- Born: 1966 (age 59–60) Raleigh, North Carolina U.S.
- Education: Harvard University (BA) University of North Carolina at Chapel Hill (JD)
- Occupations: Lawyer, Law professor

= Martin H. Brinkley =

American lawyer

Martin H. Brinkley (born 1966) is an American lawyer. From 2015 to 2025, he served as the 14th Dean of the University of North Carolina School of Law. Brinkley was the first person since the nineteenth century to become dean of the UNC School of Law (founded 1845) directly from private practice. He remains on the faculty as the William Rand Kenan Jr. Distinguished Professor of Law, teaching courses in Property, Business Associations and Legal History.

==Early life and education==

Brinkley was born in Raleigh, North Carolina, and attended local public schools. After preparing for college at Phillips Exeter Academy, he earned a B.A. in classics in three years from Harvard University, graduating summa cum laude and Phi Beta Kappa. He was Latin Orator for Harvard's 336th Commencement Exercises in 1987.
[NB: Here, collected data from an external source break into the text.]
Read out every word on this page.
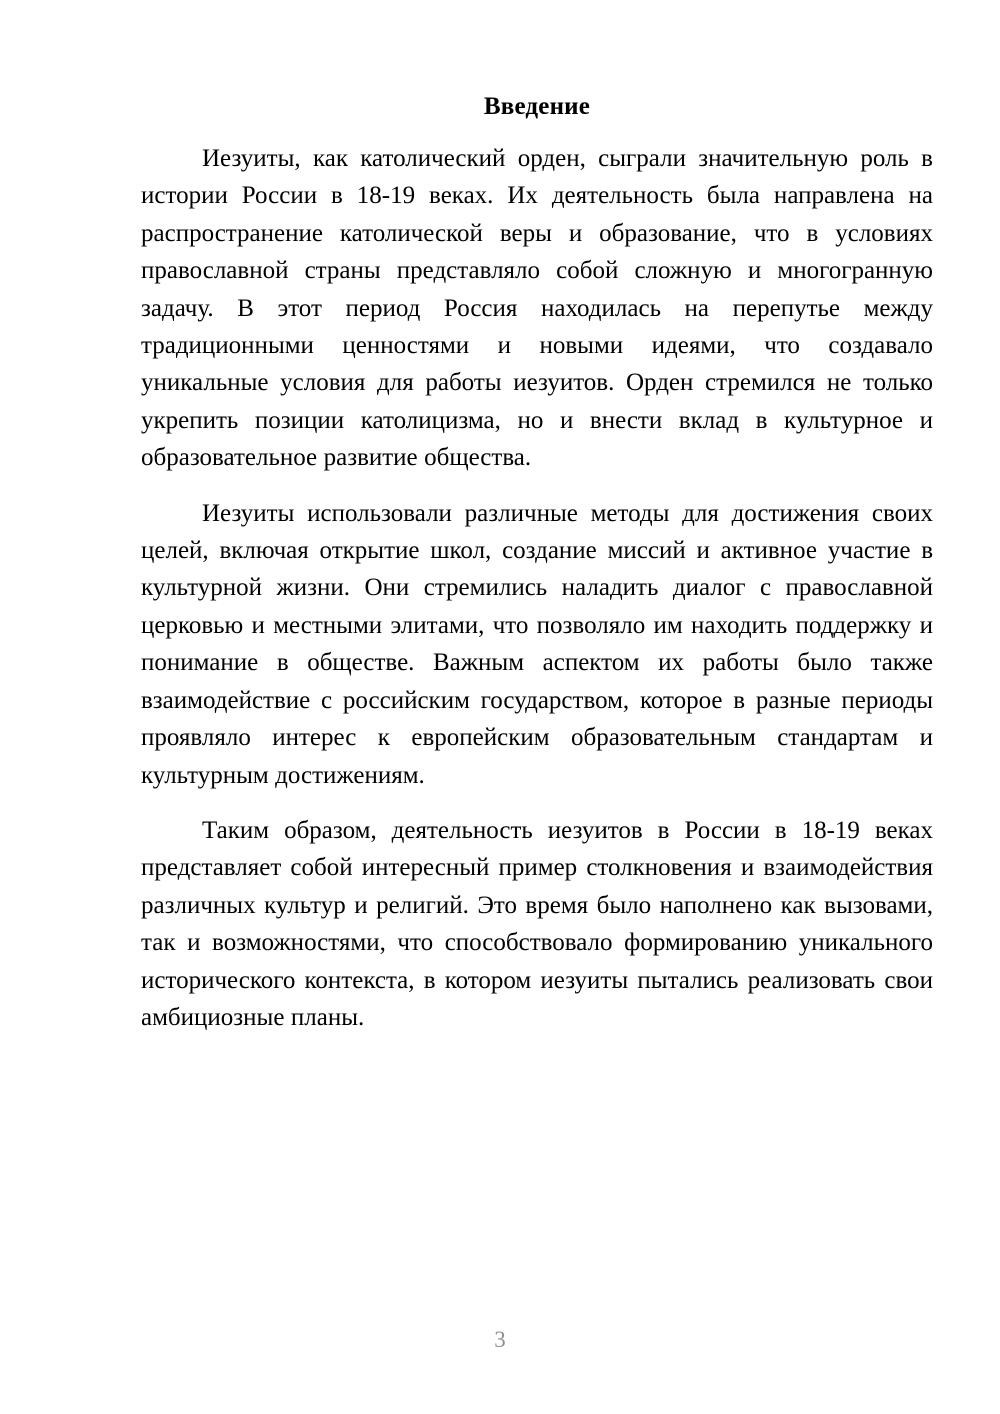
Введение

Иезуиты, как католический орден, сыграли значительную роль в истории России в 18-19 веках. Их деятельность была направлена на распространение католической веры и образование, что в условиях православной страны представляло собой сложную и многогранную задачу. В этот период Россия находилась на перепутье между традиционными ценностями и новыми идеями, что создавало уникальные условия для работы иезуитов. Орден стремился не только укрепить позиции католицизма, но и внести вклад в культурное и образовательное развитие общества.

Иезуиты использовали различные методы для достижения своих целей, включая открытие школ, создание миссий и активное участие в культурной жизни. Они стремились наладить диалог с православной церковью и местными элитами, что позволяло им находить поддержку и понимание в обществе. Важным аспектом их работы было также взаимодействие с российским государством, которое в разные периоды проявляло интерес к европейским образовательным стандартам и культурным достижениям.

Таким образом, деятельность иезуитов в России в 18-19 веках представляет собой интересный пример столкновения и взаимодействия различных культур и религий. Это время было наполнено как вызовами, так и возможностями, что способствовало формированию уникального исторического контекста, в котором иезуиты пытались реализовать свои амбициозные планы.

3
After graduate study in papyrology at the University of Cologne's Institute for Ancient Studies, Brinkley enrolled at the University of North Carolina School of Law. He earned a J.D. degree in 1992, serving as Executive Articles Editor of the North Carolina Law Review. He was admitted to practice in North Carolina that year.

==Career==

Brinkley began his career by serving as a law clerk to Chief Judge Sam J. Ervin, III of the United States Court of Appeals for the Fourth Circuit. He then entered the practice of law in Raleigh, North Carolina, first with Moore & Van Allen, PLLC, where he became a partner in 1998, and from 2003 to 2015, with Smith, Anderson, Blount, Dorsett, Mitchell & Jernigan, LLP.

===Community service and honors ===

Brinkley has served on the boards of or acted as pro bono counsel to many nonprofit institutions with charitable, religious, artistic and educational missions, such as the North Caroliniana Society, the North Carolina Symphony, and Saint Mary's School. In 2004 he became Vice Chancellor of the Episcopal Diocese of North Carolina and has been Chancellor since 2021. He is a former senior warden, junior warden and vestry member at Christ Church, Raleigh.

In 2011–2012 Brinkley served as president of the North Carolina Bar Association. He is an elected member of the American Law Institute and an honorary Master of the Bench of the Honourable Society of the Middle Temple.

==Personal life==

Brinkley is an amateur oboist and pianist.